LEGAL GUIDE
Written by attorney Ryan Ann Alexeev | Nov 13, 2010

What Employers Need to Know When Hiring A Non-US Citizen Worker

If someone from another country applied for a position with your company, would you know, based on their immigration status, what laws and steps you would need to follow in order to hire that person? In order for work to be performed in the US, immigration law requires both private and public employers to hire only those who are US citizens or aliens who have been authorized to work. Here are some additional requirements employers must keep in mind.

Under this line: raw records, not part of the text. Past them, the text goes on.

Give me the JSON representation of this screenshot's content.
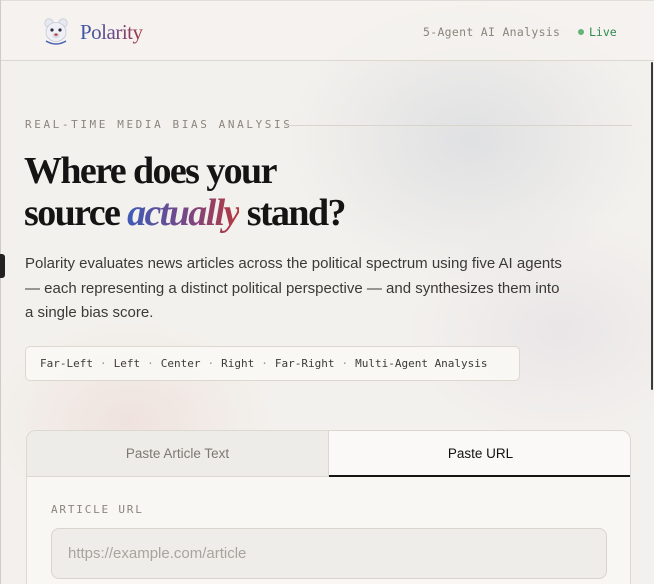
{
  "header": {
    "brand": "Polarity",
    "logo_icon": "bear-logo-icon",
    "agent_label": "5-Agent AI Analysis",
    "live_label": "Live",
    "live_color": "#64b37a"
  },
  "hero": {
    "eyebrow": "REAL-TIME MEDIA BIAS ANALYSIS",
    "headline_line1": "Where does your",
    "headline_pre": "source ",
    "headline_accent": "actually",
    "headline_post": " stand?",
    "accent_gradient": [
      "#3d5cb8",
      "#7a4684",
      "#b43a3e"
    ],
    "description": "Polarity evaluates news articles across the political spectrum using five AI agents — each representing a distinct political perspective — and synthesizes them into a single bias score."
  },
  "tags": {
    "items": [
      "Far-Left",
      "Left",
      "Center",
      "Right",
      "Far-Right",
      "Multi-Agent Analysis"
    ],
    "separator": "·"
  },
  "input_card": {
    "tabs": [
      {
        "label": "Paste Article Text",
        "active": false
      },
      {
        "label": "Paste URL",
        "active": true
      }
    ],
    "field_label": "ARTICLE URL",
    "url_placeholder": "https://example.com/article",
    "url_value": ""
  }
}
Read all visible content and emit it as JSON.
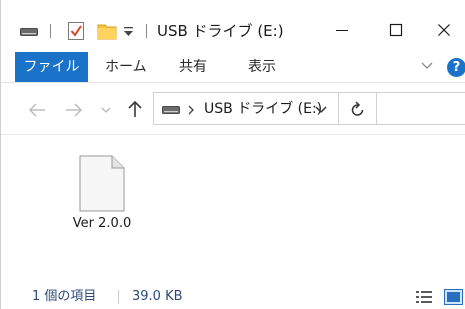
{
  "window": {
    "title": "USB ドライブ (E:)",
    "accent_color": "#1a73c9"
  },
  "quick_access": {
    "icons": [
      "drive-icon",
      "properties-check-icon",
      "new-folder-icon",
      "customize-dropdown-icon"
    ]
  },
  "title_controls": {
    "minimize": "minimize-icon",
    "maximize": "maximize-icon",
    "close": "close-icon"
  },
  "ribbon": {
    "file_tab": "ファイル",
    "tabs": [
      "ホーム",
      "共有",
      "表示"
    ],
    "help": "?"
  },
  "navigation": {
    "address_path": "USB ドライブ (E:)"
  },
  "content": {
    "items": [
      {
        "name": "Ver 2.0.0",
        "icon": "document-icon"
      }
    ]
  },
  "status": {
    "item_count": "1 個の項目",
    "size": "39.0 KB"
  }
}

US Citizens & Green Card Holders

US citizens and green card holders are allowed to lawfully live and work in the US. The legal requirements for hiring an individual with a green card are the same as for hiring a US citizen. Make sure to I-9 verify.

H-1B Visa Holders

H-1B Visa holders are individuals who currently work for another company in the US in a specialty occupation. Holders of these visas are allowed to transfer jobs as long as it is in the same field. To hire an H-1B holder, a Labor Condition Application (LCA) must be filed with the Department of Labor and posted in two public places at the hiring employer’s place of work. Once the LCA has been approved, the application to transfer the visa has been submitted, and the employer has received notice from USCIS, then the employee may begin working for the new company while the visa transfer is pending. A public access file, which includes the approved LCA, application, and I-9, must be created and maintained at all times while the employee is working for the company.

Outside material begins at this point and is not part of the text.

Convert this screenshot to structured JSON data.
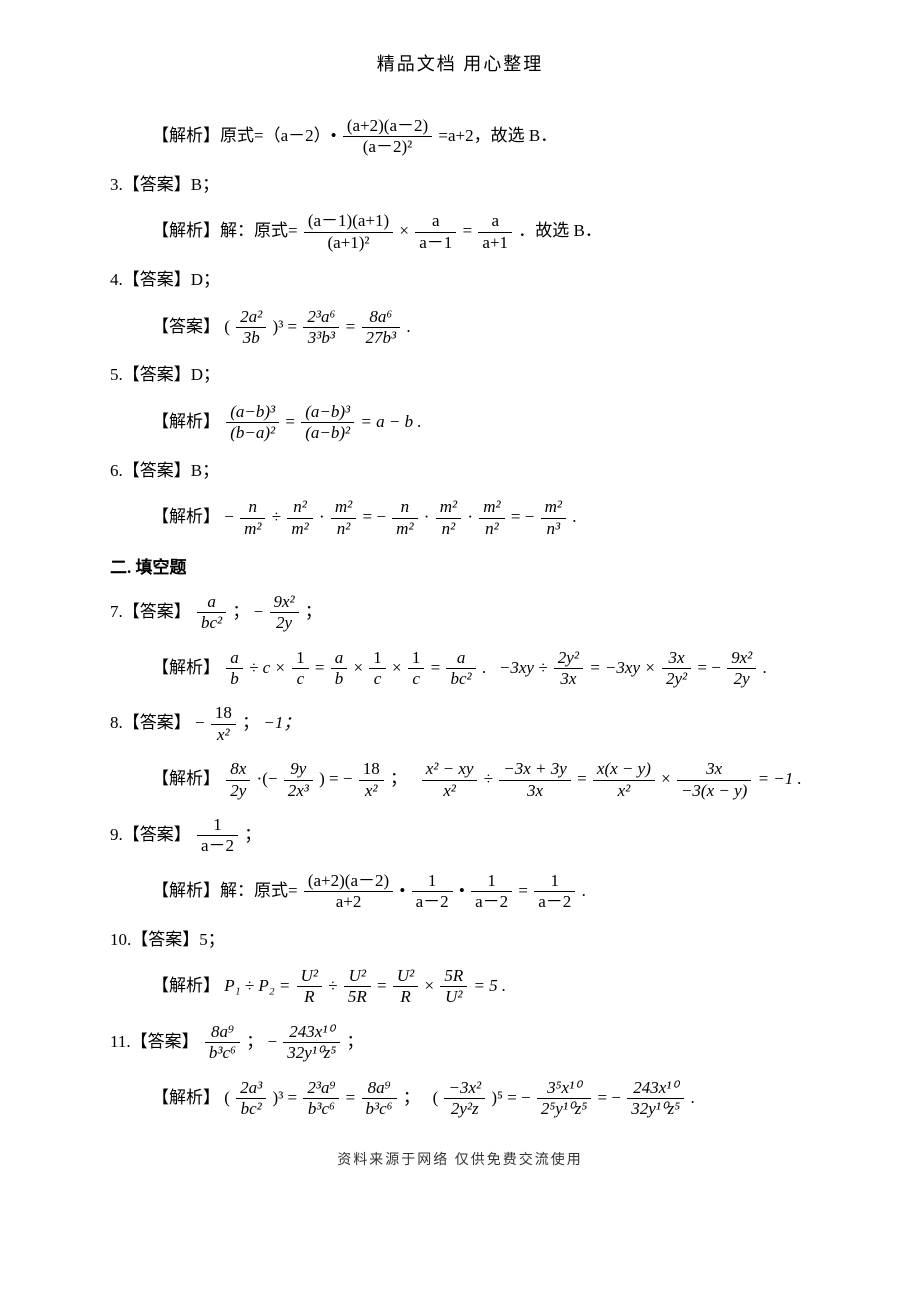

F-1 Optional Practical Training (OPT)

Students who are in the US on a student visa have the option to work for one year after graduation in their field of study. The student must apply for and be granted work authorization before beginning their OPT. OPT must be completed within fourteen (14) months from the student’s graduation date. During employment, the employer can sponsor an H-1B visa for the student. H-1B visas (not H-1B transfer visas) can be challenging to get and are limited in number.

There are additional types of work authorization that an alien may have, however these are the most common employers face. It is always wise to get in contact with a professional who can help you through the process to make sure you remain compliant with immigration employment laws.

There are many other types of employment based visas, but these are the kinds I often see employers face.